L’ASAPP est une association de Prévention Primaire tel que défini par l’OMS *Profane, en Santé psychique et physique. Elle se doit de respecter la sensibilité des parents à leur approche naturelle, sensorielle, systémique et environnementale.

L’ASAPP en lien aux endroits importants dont celui-ci As Soon As Possible

Avec l’ASAPP :   Si l’on fait ce que l’on a toujours fait on obtient ce que l’on a toujours obtenu.


 

Qui sommes -nous ?

Nous sommes des bénévoles experts associatifs, nous voulons vous parler de pair à pair afin d’éviter l’asymétrie existante entre les professionnels et nous. Il ne s’agit pas uniquement de notre santé physique, mais aussi, de façon plus souterraine, de notre santé psychique. Une confusion extrême s’installe de façon progressive et pérenne, autour de la santé mentale, impactée par une psychiatrie adulte et infantile, aux méthodes et contours médicaux difficiles à comprendre.

Quelles motivations ?

L’A.SA.PP. est une association de familles créée pour rendre un service sociétal à toutes les familles, les familles au sens large nous représentant tous. Tandis que nombre d’associations touchées par une maladie psychique grave, développent leurs actions au niveau de la prévention tertiaire, nous essayons d’agir pour qu’il se développe une prévention primaire psychique au même titre que celle que nous connaissons pour le physique.

Des services pourquoi ?

Comprendre que nous sommes tous, et chacun individuellement, des sachants de notre santé. Nos savoirs familiaux, ce sont des outils naturels, utiles pour la transmission à nos proches, bébés, enfants, famille. Les maladies sont souvent dues à notre ignorance.

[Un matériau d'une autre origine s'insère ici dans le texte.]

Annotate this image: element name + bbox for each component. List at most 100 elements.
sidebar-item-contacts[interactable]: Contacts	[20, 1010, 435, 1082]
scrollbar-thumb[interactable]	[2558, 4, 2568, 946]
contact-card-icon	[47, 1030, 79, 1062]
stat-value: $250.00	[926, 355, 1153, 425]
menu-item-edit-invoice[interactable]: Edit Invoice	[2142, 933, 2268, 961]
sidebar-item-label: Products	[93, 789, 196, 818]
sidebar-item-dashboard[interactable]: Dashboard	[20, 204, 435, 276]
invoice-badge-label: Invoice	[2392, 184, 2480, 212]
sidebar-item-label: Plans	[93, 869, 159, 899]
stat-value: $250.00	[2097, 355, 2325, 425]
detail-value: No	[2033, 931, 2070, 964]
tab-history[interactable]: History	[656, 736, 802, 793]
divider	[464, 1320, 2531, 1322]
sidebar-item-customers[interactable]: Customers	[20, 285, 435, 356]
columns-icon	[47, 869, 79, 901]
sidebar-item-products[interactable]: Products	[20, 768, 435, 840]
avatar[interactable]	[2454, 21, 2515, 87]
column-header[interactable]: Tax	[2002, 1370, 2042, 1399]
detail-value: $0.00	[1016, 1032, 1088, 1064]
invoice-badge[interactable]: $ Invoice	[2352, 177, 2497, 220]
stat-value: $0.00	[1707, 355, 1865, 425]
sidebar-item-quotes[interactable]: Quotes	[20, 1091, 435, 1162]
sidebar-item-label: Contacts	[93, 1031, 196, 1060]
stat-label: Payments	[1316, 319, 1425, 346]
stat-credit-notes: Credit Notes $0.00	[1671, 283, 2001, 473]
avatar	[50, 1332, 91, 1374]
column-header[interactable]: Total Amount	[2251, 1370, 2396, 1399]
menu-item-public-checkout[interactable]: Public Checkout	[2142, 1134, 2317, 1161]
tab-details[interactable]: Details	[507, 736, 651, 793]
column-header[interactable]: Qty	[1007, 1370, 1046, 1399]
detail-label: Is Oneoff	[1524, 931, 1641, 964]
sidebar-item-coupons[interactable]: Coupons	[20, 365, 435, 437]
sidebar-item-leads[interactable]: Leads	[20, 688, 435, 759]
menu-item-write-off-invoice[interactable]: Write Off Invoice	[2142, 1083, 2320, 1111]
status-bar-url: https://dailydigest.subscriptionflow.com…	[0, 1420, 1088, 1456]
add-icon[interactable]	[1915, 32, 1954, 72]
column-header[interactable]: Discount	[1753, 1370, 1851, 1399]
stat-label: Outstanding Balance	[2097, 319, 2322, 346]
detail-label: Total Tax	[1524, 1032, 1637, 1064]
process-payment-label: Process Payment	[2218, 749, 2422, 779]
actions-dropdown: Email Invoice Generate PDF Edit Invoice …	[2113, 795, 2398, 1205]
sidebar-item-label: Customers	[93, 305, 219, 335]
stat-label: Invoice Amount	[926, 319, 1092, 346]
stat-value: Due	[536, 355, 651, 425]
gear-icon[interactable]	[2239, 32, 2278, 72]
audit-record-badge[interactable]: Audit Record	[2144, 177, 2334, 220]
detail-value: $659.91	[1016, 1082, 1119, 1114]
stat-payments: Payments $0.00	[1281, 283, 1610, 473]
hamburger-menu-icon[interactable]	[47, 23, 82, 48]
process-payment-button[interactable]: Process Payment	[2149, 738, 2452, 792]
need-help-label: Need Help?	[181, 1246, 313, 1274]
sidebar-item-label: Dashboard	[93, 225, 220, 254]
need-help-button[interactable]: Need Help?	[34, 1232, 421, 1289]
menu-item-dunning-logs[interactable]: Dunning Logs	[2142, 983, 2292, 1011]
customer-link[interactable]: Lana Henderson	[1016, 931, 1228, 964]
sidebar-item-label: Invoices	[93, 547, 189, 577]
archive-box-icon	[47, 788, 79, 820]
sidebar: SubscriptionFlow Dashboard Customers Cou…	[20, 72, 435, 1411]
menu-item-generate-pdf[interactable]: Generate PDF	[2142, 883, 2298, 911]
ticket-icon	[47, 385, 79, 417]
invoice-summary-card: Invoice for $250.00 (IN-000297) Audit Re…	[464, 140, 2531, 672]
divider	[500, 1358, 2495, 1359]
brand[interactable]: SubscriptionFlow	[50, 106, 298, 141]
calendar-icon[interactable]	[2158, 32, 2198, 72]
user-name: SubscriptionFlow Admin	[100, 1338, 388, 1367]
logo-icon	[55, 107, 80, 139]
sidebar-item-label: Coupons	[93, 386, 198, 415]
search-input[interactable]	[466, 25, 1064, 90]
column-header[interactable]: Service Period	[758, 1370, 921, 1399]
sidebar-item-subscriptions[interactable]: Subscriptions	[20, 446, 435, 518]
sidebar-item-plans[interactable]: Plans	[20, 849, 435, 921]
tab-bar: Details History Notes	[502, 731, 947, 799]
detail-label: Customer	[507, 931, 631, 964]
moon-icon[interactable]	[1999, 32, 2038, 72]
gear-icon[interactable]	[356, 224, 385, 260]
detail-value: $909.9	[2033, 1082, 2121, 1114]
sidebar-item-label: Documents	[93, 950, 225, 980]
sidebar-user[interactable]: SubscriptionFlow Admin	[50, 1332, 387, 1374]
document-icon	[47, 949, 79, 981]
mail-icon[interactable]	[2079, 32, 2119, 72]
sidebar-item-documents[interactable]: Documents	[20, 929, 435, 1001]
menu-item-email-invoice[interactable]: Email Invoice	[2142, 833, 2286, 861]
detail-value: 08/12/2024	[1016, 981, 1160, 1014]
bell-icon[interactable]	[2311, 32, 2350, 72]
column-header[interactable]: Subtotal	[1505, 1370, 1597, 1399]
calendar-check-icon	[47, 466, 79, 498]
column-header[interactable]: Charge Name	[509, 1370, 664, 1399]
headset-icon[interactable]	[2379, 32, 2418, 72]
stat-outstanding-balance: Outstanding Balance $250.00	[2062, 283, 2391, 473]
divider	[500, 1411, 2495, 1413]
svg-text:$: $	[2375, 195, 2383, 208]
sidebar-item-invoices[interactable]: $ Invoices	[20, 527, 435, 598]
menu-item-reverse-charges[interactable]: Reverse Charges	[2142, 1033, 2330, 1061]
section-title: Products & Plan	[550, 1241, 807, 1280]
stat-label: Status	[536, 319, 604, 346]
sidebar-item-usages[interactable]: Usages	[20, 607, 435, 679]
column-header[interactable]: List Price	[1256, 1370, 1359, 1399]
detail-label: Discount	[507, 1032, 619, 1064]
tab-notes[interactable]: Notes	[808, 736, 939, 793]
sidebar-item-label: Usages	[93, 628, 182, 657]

Quels services peut-elle rendre ?

Transmettre le plus simplement possible une sensibilisation et des outils permettant la compréhension des nouvelles découvertes scientifiques en sciences dures (neurosciences), et en sciences molles (psychologie).  

Il y a beaucoup de sachants professionnels qui connaissent les savoirs de leurs spécialités. Mais leurs expertises sont souvent trop cloisonnées pour vous donner une vue globale. Notre approche, qui peut être anonyme, est simple et amicale : c’est “l’intime familial“, de pair à pair.

Des services pour qui ?

Pour celles et ceux qui veulent comprendre les nouvelles donnes de la santé du bien-être psychique, et assurer la bonne santé de leurs proches, bébés, enfants et adolescents. L’A.SA.PP. a pour ambition de diffuser les savoirs nécessaires pour comprendre l’influence de l’épigénétique sur le bien-être en vue d’éviter au plus grand nombre une entrée inadaptée ou violente dans une pathologie.